CDU-Partei- und Fraktionschef Friedrich Merz (66)

Foto: BILD Live

▶︎ Flüchtlingspolitik: „Wir sehen mit großer Besorgnis, dass die Entscheidung der Bundesregierung vom System der Asylbewerberleistung auf das System der Arbeitslosengeld-II-Zahlungen überzugehen im Frühjahr zu erheblichen Verwerfungen auch bei den Flüchtlingen aus der Ukraine führt. Wir erleben mittlerweile einen Sozialtourismus dieser Flüchtlinge nach Deutschland, zurück in die Ukraine, nach Deutschland, zurück in die Ukraine, von denen sich mittlerweile eine größere Zahl dieses System zunutze machen. Da haben wir ein Problem, das größer wird. Wir haben im Frühjahr drauf hingewiesen, dass dieses Problem entstehen könnte – die Bundesregierung hat sich taub gestellt. Wir bekämen ein größeres Problem mit Flüchtlingen aus Russland, wenn die Bundesregierung das täte, was die Bundesinnenministerin vorgeschlagen hat.“

Die Aussage zieht Zoff nach sich!

Bundesinnenministerin Nancy Faeser (SPD) beklagte auf Twitter: „Stimmungsmache auf dem Rücken ukrainischer Frauen und Kinder, die vor Putins Bomben und Panzern geflohen sind, ist schäbig“. Und: „Sozialtourismus“ sei 2013 „Unwort des Jahres“ gewesen. Es sei „auch 2022 jedes Demokraten unwürdig“.

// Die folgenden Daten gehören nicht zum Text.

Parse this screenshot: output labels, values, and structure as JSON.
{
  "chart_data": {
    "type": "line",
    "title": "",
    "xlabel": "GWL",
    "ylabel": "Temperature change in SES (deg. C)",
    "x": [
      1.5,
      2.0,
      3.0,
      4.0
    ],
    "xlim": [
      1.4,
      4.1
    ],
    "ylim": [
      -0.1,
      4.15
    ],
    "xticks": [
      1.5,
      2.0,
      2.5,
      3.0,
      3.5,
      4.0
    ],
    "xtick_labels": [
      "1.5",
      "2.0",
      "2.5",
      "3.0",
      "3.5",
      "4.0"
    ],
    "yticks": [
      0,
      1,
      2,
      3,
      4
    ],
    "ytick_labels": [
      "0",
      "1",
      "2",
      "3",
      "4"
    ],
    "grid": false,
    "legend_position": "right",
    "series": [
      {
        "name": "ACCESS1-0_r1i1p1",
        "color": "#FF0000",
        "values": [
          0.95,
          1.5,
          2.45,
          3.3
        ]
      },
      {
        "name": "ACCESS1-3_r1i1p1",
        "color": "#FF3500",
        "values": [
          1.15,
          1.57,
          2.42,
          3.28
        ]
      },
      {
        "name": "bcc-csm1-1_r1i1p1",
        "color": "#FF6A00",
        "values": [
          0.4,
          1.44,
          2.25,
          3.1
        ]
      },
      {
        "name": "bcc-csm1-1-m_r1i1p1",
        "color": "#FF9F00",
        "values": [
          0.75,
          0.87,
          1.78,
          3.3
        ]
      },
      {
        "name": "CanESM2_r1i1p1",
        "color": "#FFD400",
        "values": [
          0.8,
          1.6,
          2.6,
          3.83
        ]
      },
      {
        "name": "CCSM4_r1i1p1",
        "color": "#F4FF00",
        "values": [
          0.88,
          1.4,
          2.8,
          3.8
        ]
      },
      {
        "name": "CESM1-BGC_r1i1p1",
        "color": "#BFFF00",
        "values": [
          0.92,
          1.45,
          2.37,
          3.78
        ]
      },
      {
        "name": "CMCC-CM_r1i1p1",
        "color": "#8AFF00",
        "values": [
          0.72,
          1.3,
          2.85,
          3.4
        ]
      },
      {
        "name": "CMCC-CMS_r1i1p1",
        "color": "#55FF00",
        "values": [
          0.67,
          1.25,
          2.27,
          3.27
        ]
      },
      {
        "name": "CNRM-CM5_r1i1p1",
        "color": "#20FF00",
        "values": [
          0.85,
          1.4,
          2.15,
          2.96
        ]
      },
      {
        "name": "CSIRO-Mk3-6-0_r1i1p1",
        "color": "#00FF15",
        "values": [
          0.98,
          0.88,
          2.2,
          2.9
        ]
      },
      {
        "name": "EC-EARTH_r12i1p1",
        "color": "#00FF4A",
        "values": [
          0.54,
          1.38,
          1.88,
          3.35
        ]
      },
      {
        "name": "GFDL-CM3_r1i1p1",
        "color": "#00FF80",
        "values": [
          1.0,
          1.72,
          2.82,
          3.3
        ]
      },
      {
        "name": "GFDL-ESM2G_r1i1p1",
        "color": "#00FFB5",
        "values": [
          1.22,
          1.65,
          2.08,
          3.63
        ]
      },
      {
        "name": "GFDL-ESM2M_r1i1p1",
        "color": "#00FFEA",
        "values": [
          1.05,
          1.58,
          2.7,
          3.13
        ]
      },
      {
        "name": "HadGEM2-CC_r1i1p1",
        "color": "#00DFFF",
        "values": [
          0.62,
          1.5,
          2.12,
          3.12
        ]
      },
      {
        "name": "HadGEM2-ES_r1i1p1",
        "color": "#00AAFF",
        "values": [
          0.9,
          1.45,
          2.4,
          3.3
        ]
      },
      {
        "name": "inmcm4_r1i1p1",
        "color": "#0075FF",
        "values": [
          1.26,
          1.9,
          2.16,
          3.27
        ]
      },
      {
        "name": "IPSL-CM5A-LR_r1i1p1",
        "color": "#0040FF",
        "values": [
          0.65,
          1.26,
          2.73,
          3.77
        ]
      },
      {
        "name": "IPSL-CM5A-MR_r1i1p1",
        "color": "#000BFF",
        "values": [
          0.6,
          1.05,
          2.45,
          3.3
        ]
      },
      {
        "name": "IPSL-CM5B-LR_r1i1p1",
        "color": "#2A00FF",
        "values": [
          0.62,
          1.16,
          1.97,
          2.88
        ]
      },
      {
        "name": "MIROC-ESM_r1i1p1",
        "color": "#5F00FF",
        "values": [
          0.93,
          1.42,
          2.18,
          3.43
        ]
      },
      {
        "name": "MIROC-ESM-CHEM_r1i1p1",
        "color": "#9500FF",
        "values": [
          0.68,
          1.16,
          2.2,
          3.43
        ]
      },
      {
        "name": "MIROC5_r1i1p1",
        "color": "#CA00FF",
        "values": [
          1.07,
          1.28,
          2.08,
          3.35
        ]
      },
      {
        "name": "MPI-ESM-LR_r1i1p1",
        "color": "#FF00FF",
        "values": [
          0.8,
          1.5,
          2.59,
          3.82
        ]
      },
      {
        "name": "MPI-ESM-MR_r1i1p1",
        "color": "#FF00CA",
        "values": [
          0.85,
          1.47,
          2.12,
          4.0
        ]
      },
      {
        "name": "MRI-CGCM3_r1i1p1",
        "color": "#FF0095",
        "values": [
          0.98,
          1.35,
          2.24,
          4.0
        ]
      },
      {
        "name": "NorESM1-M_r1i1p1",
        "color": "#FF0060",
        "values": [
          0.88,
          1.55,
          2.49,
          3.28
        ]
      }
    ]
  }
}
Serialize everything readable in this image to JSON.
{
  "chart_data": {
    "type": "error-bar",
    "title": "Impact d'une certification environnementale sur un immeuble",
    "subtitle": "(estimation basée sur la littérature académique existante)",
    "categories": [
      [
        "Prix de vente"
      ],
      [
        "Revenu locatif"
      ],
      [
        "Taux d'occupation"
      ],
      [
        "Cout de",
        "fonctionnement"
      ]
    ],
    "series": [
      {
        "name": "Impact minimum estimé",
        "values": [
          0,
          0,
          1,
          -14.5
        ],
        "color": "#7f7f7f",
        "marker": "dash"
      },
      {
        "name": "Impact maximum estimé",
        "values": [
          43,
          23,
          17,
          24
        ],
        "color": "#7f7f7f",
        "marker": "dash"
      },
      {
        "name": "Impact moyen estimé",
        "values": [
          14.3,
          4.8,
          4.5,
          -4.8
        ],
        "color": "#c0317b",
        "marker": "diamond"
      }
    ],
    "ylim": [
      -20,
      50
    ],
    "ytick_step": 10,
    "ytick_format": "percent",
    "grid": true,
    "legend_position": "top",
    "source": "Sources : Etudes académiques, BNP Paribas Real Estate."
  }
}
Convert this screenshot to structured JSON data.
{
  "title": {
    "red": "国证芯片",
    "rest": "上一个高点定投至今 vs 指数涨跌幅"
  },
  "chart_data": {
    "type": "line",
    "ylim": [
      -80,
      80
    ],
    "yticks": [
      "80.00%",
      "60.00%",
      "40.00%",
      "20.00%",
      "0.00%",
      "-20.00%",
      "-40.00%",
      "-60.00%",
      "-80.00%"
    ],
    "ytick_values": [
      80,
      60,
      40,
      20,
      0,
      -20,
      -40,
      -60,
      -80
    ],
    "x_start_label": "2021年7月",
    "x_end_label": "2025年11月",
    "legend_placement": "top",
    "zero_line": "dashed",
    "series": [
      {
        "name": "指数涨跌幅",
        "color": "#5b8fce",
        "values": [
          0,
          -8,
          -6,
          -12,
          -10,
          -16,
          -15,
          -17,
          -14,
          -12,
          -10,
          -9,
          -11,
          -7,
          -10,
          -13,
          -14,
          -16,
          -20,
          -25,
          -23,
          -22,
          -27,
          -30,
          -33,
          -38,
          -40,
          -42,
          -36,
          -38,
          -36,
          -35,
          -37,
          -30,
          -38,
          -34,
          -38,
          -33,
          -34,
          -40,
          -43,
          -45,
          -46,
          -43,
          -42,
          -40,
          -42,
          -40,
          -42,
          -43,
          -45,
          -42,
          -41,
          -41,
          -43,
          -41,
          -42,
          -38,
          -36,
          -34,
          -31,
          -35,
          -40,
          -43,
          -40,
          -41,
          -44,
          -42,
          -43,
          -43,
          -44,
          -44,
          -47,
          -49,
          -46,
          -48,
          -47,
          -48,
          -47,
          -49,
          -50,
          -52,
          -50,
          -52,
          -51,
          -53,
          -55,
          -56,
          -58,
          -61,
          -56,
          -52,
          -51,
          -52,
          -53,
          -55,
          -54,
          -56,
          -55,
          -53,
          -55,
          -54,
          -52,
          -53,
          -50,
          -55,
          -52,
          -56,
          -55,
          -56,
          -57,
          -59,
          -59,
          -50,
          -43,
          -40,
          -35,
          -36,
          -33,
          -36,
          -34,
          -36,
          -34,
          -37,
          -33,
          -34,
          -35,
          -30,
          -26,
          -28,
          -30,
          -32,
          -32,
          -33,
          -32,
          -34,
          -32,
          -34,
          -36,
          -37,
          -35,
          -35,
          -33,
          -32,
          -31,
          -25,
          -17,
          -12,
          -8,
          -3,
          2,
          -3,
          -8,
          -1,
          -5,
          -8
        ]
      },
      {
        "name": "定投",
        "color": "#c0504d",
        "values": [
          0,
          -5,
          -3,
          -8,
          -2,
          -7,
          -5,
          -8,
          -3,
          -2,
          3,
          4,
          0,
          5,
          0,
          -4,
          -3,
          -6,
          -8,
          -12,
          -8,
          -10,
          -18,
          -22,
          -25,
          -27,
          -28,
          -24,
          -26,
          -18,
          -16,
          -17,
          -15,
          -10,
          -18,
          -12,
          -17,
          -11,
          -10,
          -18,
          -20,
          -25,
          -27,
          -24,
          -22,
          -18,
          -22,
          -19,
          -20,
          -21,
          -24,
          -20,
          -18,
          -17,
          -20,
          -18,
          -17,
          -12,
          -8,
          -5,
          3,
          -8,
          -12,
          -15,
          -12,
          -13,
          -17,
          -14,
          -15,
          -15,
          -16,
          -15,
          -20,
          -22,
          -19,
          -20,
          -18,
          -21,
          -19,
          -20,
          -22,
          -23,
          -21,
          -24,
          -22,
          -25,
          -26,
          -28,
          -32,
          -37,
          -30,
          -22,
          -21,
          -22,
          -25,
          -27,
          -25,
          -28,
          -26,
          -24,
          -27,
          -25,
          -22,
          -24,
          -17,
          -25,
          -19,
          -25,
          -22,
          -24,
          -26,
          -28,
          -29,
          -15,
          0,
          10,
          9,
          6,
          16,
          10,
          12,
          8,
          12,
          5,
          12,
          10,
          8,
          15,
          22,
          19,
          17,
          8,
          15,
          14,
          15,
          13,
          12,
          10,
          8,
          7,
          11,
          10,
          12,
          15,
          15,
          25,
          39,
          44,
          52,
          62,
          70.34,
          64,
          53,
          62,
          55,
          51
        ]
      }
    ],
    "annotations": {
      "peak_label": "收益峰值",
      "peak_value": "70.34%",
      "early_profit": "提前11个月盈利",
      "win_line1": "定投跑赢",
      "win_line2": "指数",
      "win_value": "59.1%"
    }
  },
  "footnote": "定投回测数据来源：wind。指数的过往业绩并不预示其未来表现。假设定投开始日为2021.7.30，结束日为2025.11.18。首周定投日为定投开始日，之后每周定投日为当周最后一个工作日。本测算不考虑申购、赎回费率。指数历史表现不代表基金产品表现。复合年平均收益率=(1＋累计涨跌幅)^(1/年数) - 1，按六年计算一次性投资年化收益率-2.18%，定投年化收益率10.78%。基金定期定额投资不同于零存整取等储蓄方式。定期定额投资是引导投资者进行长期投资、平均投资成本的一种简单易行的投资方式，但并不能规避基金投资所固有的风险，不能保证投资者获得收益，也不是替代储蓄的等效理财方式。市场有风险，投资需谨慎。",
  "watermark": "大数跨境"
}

Grünen-Chefin Ricarda Lang reagierte ähnlich: „Wie passt es eigentlich mit der viel beschworenen Solidarität der Union mit der Ukraine zusammen, dass Friedrich Merz im Kontext von Menschen, die vor diesem furchtbaren Angriffskrieg fliehen, von ‚Sozialtourismus‘ spricht?“.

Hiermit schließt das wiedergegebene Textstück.